Dieses Problem kann laut Wenger mit einer Aufteilung der Hypothek gemindert werden. Während Hypothekarfachleute angesichts der grossen Verwerfungen auf den Finanzmärkten zu Beginn des Jahres noch einen Mix aus 1/3 Festhypothek und 2/3 mit einer kurzfristigen Lösung empfahlen, kann laut Wenger inzwischen der Festanteil auf einen Anteil von 50 Prozent erhöht werden. «Ungefähr die Hälfte der Hypothek sollte man allerdings mindestens als Manövriermasse halten», rät er.

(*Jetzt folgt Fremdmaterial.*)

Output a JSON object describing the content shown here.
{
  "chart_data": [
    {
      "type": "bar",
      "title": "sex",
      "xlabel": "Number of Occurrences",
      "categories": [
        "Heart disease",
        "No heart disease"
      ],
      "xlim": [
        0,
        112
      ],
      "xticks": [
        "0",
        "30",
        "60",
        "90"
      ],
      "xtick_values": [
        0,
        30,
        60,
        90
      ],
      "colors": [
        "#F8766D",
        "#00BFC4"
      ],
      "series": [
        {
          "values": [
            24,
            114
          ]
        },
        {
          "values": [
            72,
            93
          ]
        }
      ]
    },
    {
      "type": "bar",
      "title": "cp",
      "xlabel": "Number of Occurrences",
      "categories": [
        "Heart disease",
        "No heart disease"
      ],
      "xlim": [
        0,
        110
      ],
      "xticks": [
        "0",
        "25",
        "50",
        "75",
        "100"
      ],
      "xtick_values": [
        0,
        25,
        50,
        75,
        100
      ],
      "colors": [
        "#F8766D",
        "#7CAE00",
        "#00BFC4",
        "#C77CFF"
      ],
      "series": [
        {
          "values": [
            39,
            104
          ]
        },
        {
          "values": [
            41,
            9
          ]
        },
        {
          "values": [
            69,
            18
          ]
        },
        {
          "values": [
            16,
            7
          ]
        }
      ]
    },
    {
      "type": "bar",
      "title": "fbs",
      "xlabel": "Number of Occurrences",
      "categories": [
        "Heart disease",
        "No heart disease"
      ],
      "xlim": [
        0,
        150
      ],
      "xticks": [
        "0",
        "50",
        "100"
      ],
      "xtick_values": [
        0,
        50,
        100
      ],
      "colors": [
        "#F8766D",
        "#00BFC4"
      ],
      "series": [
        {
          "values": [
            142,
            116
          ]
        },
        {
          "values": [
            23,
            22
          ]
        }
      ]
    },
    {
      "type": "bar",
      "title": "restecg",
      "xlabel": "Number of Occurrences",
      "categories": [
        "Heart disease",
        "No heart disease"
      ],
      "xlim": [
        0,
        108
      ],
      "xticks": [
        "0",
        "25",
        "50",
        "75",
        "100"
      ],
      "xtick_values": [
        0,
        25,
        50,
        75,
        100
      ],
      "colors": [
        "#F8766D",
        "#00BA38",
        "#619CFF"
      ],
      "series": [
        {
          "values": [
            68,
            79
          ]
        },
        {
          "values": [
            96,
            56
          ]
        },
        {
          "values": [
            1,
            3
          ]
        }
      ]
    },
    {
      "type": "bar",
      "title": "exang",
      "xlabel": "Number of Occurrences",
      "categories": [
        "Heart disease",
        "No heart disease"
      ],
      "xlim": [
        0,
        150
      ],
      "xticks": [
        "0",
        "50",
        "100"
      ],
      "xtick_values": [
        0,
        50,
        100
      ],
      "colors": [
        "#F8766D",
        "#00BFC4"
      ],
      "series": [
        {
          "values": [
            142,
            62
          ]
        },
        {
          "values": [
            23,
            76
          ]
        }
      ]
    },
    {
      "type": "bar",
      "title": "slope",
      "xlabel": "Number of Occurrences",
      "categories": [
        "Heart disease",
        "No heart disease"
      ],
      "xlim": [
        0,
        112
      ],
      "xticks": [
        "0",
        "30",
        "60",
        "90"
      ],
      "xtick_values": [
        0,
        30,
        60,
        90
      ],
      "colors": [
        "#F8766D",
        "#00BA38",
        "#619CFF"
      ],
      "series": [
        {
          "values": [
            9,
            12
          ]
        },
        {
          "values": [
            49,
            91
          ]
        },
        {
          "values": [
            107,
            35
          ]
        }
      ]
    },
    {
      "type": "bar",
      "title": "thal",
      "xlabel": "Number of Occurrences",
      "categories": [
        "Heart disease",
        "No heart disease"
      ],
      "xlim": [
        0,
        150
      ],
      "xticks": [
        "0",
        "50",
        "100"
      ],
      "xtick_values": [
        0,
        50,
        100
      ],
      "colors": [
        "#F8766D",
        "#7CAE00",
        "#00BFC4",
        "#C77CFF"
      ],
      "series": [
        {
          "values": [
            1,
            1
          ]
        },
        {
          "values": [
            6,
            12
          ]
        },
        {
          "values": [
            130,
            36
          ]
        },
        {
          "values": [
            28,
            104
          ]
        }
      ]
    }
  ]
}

Sparen mit Libor-Hypotheken
Als kurzfristige Lösung favorisiert das VZ Vermögenszentrum gegenwärtig die sogenannte Geldmarkthypothek. Die Zinssätze basieren dabei auf dem Libor. Das ist der Preisindex, auf dem sich in London die wichtigen, international tätigen Banken gegenseitig Geld ausleihen. Der Libor wird täglich fixiert. Als Referenzzinssätze sind Libor-Zinsen Grundlage für eine grosse Anzahl an Finanzmarktgeschäften. Unter anderem richten auch Zentralbanken wie etwa die Schweizerische Nationalbank ihre Leitzinsen nach dem Libor.
Die Zinssätze der Libor-Hypotheken entwickeln sich also parallel zu den aktuell tiefen Leitzinsen. Sie werden in regelmässigen Zeitabständen während der Hypothekenlaufzeit angepasst (z.B. alle drei Monate). Die Laufzeit ist in der Regel frei wählbar. Im Vergleich zu den ebenfalls im Moment tiefzinsigen langfristigen Festhypotheken sind Geldmarkthypotheken rund zwei Drittel günstiger. «Wer sich das Risiko leisten kann, spart hier viel Geld», sagt Wenger.

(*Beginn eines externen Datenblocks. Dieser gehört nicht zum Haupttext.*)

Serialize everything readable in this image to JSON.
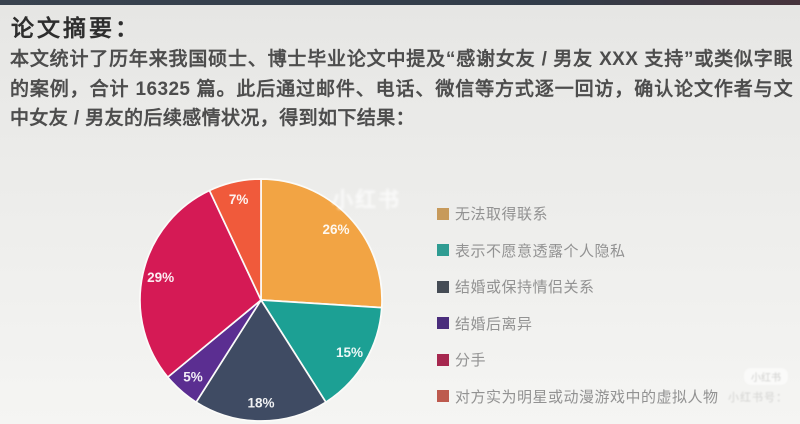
{
  "page": {
    "title": "论文摘要：",
    "abstract": "本文统计了历年来我国硕士、博士毕业论文中提及“感谢女友 / 男友 XXX 支持”或类似字眼的案例，合计 16325 篇。此后通过邮件、电话、微信等方式逐一回访，确认论文作者与文中女友 / 男友的后续感情状况，得到如下结果："
  },
  "chart_data": {
    "type": "pie",
    "title": "",
    "total_cases": "16325",
    "start_angle_deg": 0,
    "direction": "clockwise",
    "legend_position": "right",
    "slice_label_color": "#FFFFFF",
    "separator_color": "#fbfbf9",
    "series": [
      {
        "label": "无法取得联系",
        "value": 26,
        "display": "26%",
        "color": "#F2A444"
      },
      {
        "label": "表示不愿意透露个人隐私",
        "value": 15,
        "display": "15%",
        "color": "#1CA094"
      },
      {
        "label": "结婚或保持情侣关系",
        "value": 18,
        "display": "18%",
        "color": "#3F4B63"
      },
      {
        "label": "结婚后离异",
        "value": 5,
        "display": "5%",
        "color": "#5B2E91"
      },
      {
        "label": "分手",
        "value": 29,
        "display": "29%",
        "color": "#D51A55"
      },
      {
        "label": "对方实为明星或动漫游戏中的虚拟人物",
        "value": 7,
        "display": "7%",
        "color": "#F05A3B"
      }
    ]
  },
  "legend": {
    "items": [
      {
        "label": "无法取得联系",
        "color": "#C79A5B"
      },
      {
        "label": "表示不愿意透露个人隐私",
        "color": "#2F9C92"
      },
      {
        "label": "结婚或保持情侣关系",
        "color": "#454c55"
      },
      {
        "label": "结婚后离异",
        "color": "#4A2D7C"
      },
      {
        "label": "分手",
        "color": "#A6284F"
      },
      {
        "label": "对方实为明星或动漫游戏中的虚拟人物",
        "color": "#BD5A4E"
      }
    ]
  },
  "watermark": {
    "center": "小红书",
    "badge": "小红书",
    "corner": "小红书号："
  }
}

Um sich vor kurzfristigen, unerwarteten Libor-Zinsanstiegen zu schützen, kann sich ein Hypotheknehmer mit einem Zinsdach absichern. In diesem Fall übersteigt der Hypothekarzins nie die festgelegte Schwelle. Allerdings: Bei stark und dauerhaft steigenden Leitzinsen ist die Festhypothek schliesslich wieder vorteilhafter. Die Libor-Hypothek erfordert deshalb ein aktives Verfolgen der Geldmarktpolitik und entsprechende Grundkenntnisse beziehungsweise einen engagierten Kundenberater. «Das ist wohl mit ein Grund, weshalb Banken Libor-Hypotheken trotz grosser Sparvorteile ihren Kunden kaum empfehlen», bedauert Wenger. Laut der ZKB-Hypothekenerhebung waren im Juli bloss 10 Prozent aller Hypotheken Geldmarkt-Hypotheken.